She desired with all her might to remain here—despite everything, despite the awful brawl that was raging round her and which sickened her, despite the horror of the whole thing—to remain here and to wait. She put her arms round her father: she dragged him back every time that he tried to move. But a sort of unnatural strength seemed to have conquered his former debility. His attempts to get away became more and more determined and more and more febrile.
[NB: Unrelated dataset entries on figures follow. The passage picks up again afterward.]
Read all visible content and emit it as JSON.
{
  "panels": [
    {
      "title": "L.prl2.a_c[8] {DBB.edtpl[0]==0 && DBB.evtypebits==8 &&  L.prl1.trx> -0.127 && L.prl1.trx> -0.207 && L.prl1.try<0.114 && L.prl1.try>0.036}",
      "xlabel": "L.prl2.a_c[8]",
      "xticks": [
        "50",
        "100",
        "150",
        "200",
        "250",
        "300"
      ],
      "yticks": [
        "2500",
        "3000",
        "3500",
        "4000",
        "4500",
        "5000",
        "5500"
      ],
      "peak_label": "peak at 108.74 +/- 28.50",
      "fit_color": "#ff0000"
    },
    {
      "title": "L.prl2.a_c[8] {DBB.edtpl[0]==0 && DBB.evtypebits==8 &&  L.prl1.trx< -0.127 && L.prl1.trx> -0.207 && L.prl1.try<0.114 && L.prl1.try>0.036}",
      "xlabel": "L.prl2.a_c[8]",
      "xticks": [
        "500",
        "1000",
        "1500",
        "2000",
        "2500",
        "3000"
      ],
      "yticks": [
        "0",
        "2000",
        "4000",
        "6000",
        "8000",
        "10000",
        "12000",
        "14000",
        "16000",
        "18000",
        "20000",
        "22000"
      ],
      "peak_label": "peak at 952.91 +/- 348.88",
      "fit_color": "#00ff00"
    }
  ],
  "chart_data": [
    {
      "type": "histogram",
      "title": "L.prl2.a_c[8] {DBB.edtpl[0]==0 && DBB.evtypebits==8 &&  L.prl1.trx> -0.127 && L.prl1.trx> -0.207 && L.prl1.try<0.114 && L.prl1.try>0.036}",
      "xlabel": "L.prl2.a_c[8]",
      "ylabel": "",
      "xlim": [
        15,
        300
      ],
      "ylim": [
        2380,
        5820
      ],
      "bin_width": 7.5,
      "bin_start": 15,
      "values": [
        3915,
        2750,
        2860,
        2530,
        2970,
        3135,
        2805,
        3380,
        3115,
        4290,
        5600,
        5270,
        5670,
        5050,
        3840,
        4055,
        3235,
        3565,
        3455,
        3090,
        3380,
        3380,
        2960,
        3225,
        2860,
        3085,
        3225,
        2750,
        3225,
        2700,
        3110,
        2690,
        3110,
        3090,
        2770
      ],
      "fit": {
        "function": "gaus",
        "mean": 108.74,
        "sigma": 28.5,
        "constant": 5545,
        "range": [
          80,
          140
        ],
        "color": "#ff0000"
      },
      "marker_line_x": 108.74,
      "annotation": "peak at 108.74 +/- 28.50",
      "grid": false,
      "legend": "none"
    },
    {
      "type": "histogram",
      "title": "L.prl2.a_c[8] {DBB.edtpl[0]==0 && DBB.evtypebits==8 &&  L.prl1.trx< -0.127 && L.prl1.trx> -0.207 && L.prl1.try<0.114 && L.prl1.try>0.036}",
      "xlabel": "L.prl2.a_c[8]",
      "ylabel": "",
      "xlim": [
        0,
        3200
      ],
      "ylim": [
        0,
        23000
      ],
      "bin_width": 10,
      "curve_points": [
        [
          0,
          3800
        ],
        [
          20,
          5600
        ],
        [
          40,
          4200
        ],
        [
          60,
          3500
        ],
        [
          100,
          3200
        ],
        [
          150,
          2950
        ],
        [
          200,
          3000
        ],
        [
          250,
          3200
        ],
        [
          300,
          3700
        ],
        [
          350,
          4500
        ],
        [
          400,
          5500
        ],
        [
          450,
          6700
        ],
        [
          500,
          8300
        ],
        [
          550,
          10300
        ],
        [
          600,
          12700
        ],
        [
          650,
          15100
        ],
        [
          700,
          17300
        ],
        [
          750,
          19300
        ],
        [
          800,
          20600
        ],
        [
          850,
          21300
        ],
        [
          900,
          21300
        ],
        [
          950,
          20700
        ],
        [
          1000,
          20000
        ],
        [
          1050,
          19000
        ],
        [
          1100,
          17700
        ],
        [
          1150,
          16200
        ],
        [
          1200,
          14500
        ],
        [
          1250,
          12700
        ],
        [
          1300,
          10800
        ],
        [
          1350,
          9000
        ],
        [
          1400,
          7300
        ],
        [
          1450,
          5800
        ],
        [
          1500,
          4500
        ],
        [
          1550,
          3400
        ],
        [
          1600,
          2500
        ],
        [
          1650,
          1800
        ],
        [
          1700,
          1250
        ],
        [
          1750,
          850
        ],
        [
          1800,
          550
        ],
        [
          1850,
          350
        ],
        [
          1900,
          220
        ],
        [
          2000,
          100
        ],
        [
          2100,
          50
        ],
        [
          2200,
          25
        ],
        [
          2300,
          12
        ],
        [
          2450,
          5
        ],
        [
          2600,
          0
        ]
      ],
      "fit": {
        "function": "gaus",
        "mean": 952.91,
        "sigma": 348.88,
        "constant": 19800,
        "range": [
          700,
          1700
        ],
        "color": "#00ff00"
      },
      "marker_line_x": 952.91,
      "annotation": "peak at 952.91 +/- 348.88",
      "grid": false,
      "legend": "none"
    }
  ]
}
"Come, Yvonne! we must go!" he continued to murmur intermittently and with ever-growing obstinacy. "No one will notice us.... I heard the noise from my garret upstairs.... I crept down.... I knew no one would notice me.... Come—we must go ... now is our time."

"Father, dear, whither could we go? Once in the streets of Nantes what would happen to us?"

"We can find our way to the Loire!" he retorted almost brutally. He shook himself free from her restraining arms and gripped her firmly by the hand. He tried to drag her toward the door, whilst she still struggled to keep him back. He had just caught sight of the group of men and women at the front door: their leader was standing upon the threshold and was still peering out into the darkness.

But the next moment they all came to a halt: what their leader had perceived through the darkness did not evidently quite satisfy him: he turned and held a whispered consultation with the others. M. le duc strove with all his might to join in with that group. He felt that in its wake would lie the road to freedom. He would have struck Yvonne for standing in the way of her own safety.

"Father dear," she contrived finally to say to him, "if you go hence, you will go alone. Nothing will move me from here, because I know that milor will come."

"Curse you for your obstinacy," retorted the duc, "you jeopardise my life and yours."

Then suddenly from the angle of the room where wrangling and fighting were at their fiercest, there came a loud call:

"Look out, père Lemoine, your aristos are running away. You are losing your last chance of those fifty francs."

It was Paul Friche who had shouted. His position on the table was giving him a commanding view over the heads of the threatening, shouting, perspiring crowd, and he had just caught sight of M. le duc dragging his daughter by force toward the door.